En la boca presidencial, palabritas, expresiones familiares, metáforas banales o la reproducción de prejuicios y de ideas comunes bajo la apariencia de parecer «populares», de comunicarse con «el pueblo», la flor de las impropiedades lulistas es rico, gran parte de la quiebra del discurso de Dilma se puede informar a su intento, su pura apparátchik, de emular la «espontaneidad» inimitable de Lula, tanto es así que la sintaxis y la semántica de la ex presidenta se enfrascaban menos cuando ella asumía la propia voz algo profesoral que cuando intentaba hablar «como y con» el pueblo.

Los escándalos, la crisis económica, además de estos factores, es en el sentido discursivo que el lulismo, diverso del bolsonarísmo bajo tantos otros aspectos, acabó legándole condiciones favorables: al mandar por los aires las trabas de la palabra pública y al hacer pasar impropiedades bajo el pretexto de franqueza, de fidelidad al sentir «del pueblo», se degrada así tanto la representación del poder como la de la propia población de que el poder se pretendía siervo e imagen y allí, la mitología de la turba empoderada desde entonces sólo hizo cambiar de camiseta.

Lula no es Bolsonaro, en el mejor de los casos, la agresividad verbal de Bolsonaro no es suficiente para rechazar un electorado progresivamente acostumbrado a una palabra degradada en la política y el entretenimiento de masas; en la peor, constituye incluso uno de los mayores atractivos de su persona, se puede tal vez remitir ese recrudecimiento de la violencia retórica en el paso del lulismo al bolsonarísmo a diferencias tanto de constitución psicológica entre los dos hombres como de los grupos a que pertenecen, sin embargo, ciertamente contribuye a esa radicalización la conexión mucho más estrecha de Bolsonaro con las redes sociales, que modelan su discurso al mismo tiempo que las modela y que ellas lo reproducen, como en un corredor de espejos.

Es en su relación con los medios sociales que la figura de Bolsonaro gana una significación menos brasileña y parroquiana, además de lo que tiene de continuidad y de negación en cuanto al lulismo, ella acompaña una tendencia global que atraviesa regiones de cultura y de desarrollo humano muy distintas, unidas entretanto por su entrada de pleno en la última modernidad representada por las redes sociales.

Puede ser el caso del nacionalista hindú Narendra Modi, primer ministro indio, que se propone restaurar a hierro y fuego la identidad religiosa del país a expensas de las existencias sociales y civil de las minorías musulmanas, garantizadas otrora por el ideal pluralista que presidió la Independencia, en 1947.

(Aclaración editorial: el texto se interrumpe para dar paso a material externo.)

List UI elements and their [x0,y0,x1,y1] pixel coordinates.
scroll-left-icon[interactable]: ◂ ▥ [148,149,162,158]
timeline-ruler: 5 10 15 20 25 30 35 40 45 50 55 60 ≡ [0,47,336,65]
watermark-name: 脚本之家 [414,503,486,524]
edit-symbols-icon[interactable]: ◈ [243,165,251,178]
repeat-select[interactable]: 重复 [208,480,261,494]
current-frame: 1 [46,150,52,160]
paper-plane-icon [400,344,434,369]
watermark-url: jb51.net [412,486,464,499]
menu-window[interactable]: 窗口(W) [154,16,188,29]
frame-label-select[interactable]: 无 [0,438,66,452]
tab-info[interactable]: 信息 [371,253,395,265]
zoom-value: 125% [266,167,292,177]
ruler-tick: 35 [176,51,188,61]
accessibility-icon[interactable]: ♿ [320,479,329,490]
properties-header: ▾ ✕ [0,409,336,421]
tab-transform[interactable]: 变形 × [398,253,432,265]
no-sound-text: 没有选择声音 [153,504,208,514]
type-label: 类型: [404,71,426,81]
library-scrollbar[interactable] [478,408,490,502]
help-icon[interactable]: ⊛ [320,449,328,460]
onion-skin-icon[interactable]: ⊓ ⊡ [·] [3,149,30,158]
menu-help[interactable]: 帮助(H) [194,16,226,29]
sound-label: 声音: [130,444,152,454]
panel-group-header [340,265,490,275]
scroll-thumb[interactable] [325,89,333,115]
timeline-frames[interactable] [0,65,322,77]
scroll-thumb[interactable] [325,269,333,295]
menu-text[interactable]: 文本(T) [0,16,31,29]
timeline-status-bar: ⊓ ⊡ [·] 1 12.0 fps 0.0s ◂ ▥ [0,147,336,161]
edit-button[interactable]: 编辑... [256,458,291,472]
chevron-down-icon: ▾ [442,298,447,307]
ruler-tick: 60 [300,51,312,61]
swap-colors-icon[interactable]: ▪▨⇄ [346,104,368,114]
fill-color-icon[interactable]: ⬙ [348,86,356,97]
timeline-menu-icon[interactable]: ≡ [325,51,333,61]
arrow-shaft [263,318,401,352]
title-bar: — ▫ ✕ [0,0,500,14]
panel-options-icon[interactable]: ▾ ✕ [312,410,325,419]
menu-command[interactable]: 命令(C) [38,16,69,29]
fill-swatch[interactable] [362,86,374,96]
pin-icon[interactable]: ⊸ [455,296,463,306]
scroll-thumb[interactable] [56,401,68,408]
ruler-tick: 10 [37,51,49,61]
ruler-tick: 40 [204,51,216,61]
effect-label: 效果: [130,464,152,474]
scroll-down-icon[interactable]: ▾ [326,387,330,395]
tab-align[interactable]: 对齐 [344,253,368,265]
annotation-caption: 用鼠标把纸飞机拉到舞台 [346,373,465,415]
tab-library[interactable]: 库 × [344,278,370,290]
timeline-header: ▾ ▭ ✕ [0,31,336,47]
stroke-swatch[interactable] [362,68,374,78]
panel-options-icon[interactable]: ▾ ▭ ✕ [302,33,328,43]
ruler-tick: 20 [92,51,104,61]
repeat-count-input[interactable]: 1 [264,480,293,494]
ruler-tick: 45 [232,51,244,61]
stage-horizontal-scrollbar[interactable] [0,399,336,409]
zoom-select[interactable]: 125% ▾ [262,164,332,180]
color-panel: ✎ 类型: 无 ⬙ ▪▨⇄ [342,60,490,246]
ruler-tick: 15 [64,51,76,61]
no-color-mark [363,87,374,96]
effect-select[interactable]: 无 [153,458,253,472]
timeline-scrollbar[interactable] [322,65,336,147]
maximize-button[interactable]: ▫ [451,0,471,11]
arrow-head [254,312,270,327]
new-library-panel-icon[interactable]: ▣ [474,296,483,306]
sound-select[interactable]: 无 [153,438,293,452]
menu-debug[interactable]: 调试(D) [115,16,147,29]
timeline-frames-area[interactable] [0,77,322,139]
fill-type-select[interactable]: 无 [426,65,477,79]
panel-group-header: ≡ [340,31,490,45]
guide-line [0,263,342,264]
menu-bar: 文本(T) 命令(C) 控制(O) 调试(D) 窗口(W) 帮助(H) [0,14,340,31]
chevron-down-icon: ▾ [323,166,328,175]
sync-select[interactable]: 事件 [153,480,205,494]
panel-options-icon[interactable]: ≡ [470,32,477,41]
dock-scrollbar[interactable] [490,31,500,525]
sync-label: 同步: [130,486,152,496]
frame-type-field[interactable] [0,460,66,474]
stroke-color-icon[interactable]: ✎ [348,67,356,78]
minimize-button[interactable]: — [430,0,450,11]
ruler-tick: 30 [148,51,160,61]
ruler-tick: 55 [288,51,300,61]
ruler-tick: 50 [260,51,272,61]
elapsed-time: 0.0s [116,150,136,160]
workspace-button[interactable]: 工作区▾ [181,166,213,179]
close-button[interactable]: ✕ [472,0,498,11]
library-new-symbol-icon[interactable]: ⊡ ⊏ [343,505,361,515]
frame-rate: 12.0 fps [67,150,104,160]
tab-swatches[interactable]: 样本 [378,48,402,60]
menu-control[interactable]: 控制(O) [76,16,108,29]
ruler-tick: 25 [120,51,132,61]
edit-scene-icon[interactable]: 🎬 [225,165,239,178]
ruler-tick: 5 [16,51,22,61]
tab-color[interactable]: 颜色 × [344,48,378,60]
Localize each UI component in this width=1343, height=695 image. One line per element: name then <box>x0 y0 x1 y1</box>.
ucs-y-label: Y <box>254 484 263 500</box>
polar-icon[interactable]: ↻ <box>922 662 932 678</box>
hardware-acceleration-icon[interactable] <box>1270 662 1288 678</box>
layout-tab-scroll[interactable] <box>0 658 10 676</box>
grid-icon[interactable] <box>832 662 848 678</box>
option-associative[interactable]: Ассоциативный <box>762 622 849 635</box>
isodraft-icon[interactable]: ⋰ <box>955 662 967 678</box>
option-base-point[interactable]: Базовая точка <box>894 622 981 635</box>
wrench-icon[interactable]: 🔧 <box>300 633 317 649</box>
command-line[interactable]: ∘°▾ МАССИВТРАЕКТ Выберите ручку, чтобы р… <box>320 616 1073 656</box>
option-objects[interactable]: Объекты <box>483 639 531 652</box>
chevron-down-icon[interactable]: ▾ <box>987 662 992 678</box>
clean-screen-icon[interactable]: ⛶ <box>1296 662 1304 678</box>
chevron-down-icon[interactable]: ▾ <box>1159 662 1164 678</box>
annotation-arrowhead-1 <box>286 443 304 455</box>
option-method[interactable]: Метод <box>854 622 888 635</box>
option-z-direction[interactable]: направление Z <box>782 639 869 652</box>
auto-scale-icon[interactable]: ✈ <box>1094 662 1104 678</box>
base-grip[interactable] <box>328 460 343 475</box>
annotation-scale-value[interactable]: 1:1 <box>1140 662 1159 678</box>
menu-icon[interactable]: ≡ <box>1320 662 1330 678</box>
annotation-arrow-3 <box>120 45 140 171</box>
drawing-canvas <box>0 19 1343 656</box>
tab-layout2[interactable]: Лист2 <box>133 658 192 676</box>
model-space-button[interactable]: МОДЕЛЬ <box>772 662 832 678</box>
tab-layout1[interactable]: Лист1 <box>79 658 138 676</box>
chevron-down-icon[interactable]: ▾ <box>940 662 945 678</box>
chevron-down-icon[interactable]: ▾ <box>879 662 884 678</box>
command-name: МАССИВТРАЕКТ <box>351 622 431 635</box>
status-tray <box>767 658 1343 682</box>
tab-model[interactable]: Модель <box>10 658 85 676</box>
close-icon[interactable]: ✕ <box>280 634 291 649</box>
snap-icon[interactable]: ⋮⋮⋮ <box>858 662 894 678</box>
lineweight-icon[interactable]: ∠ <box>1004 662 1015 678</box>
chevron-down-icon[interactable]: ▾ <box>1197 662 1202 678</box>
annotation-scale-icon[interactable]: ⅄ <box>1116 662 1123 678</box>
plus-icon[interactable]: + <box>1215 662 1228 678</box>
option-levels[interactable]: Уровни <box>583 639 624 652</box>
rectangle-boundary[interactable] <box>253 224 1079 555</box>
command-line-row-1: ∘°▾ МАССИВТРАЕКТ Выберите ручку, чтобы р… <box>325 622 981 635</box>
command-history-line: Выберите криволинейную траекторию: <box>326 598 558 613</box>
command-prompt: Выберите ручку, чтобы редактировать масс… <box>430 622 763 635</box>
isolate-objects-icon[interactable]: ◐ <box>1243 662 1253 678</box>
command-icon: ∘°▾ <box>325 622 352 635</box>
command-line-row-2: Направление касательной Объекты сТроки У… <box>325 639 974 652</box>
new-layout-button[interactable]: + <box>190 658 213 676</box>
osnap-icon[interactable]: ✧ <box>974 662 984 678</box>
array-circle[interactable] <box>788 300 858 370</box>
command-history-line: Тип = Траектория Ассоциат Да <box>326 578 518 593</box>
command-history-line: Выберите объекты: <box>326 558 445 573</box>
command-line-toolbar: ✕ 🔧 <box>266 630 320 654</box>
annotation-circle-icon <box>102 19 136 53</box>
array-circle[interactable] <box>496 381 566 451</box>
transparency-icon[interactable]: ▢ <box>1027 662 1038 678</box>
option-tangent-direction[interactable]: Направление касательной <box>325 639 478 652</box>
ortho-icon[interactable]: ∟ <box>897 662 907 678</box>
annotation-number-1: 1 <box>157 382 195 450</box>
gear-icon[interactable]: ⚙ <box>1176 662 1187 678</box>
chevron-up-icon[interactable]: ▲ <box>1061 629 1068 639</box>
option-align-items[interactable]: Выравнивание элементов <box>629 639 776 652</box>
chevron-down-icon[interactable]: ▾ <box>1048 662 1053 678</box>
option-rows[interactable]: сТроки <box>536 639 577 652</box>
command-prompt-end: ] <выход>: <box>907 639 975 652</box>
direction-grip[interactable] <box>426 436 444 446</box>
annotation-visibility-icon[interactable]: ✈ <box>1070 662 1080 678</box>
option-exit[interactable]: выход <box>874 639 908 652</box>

También fue el caso de Donald Trump, que siguió dos años después de Modi la misma táctica por Twitter, encontrando el mismo éxito, aunque con un discurso más brutal y menos articulado que el de líder indio, esta «palabra libre» de Trump, a su vez, mostró el camino al éxito de Bolsonaro en Facebook y en el WhatsApp, y es significativo que ambos hayan elegido como modelo de sus intervenciones públicas una indignidad intelectual y lingüística que ellos mismos atribuyen al hombre común.

Sea porque esa palabra toque verdaderamente las cuerdas de una parte más y más brutalizada del electorado, sea porque ella misma alimente la brutalización que ella anuncia, el hecho es que la estrategia funcionó y los lazos de identificación entre los electores y el líder que los interpela como individualmente y en su supuesto lenguaje a través de las redes sociales se han revelado como fuente de una fidelidad renuente.